To check the status of the service, run the following command on the manager node:
docker service ls
This command shows the list of services in the Swarm and their status.
To scale the service, you can run the following command:
docker service scale <SERVICE-NAME>=<NUMBER-OF-REPLICAS>
This command changes the number of replicas for the specified service.
To update the service with a new Docker image, run the following command:
docker service update --image <NEW-IMAGE-NAME> <SERVICE-NAME>
This command updates the service with the new image.
To remove the service, run the following command:
docker service rm <SERVICE-NAME>
This command removes the service from the Swarm.
These are the basic steps to deploy services on a Docker Swarm cluster. Docker Swarm also provides more advanced features such as rolling updates, health checks, and service discovery.
11. Common Docker Issues
Here are some common Docker issues and how to solve them:
Docker container not starting
This issue can occur due to a variety of reasons, including incorrect Docker run commands, issues with the Docker image, or issues with the Docker daemon. To solve this issue, you can try the following solutions:
- Check the Docker logs for error messages and troubleshoot accordingly.

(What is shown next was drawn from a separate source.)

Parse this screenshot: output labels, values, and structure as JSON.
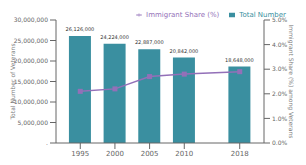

- Verify that the Docker image is correctly configured and try running the container with different options.
- Restart the Docker daemon and try starting the container again.
Docker container unable to connect to the internet
This issue can occur if the container is not configured with the correct DNS settings. To solve this issue, you can try the following solutions:
- Verify that the container is connected to the correct network.
- Verify that the container has the correct DNS settings configured.
- Restart the Docker daemon and try starting the container again.
Docker container running out of disk space
This issue can occur if the container is generating a large amount of data and is not configured with enough disk space. To solve this issue, you can try the following solutions:
- Increase the container’s disk space by using the “–storage-opt” option in the Docker run command.
- Limit the container’s data generation by configuring the application running inside the container.
Docker container unable to communicate with other containers
This issue can occur if the containers are not on the same network or if the container ports are not correctly exposed. To solve this issue, you can try the following solutions:
- Verify that the containers are on the same network and can communicate with each other.
- Verify that the container ports are correctly exposed and can be accessed from other containers or the host machine.
Docker image build failing
This issue can occur if the Dockerfile is not correctly configured or if there are issues with the Docker build context. To solve this issue, you can try the following solutions:
- Verify that the Dockerfile is correctly configured and follows best practices.
- Optimize the Docker build context by excluding unnecessary files and directories.
- Use the “–no-cache” option in the Docker build command to ensure a clean build environment.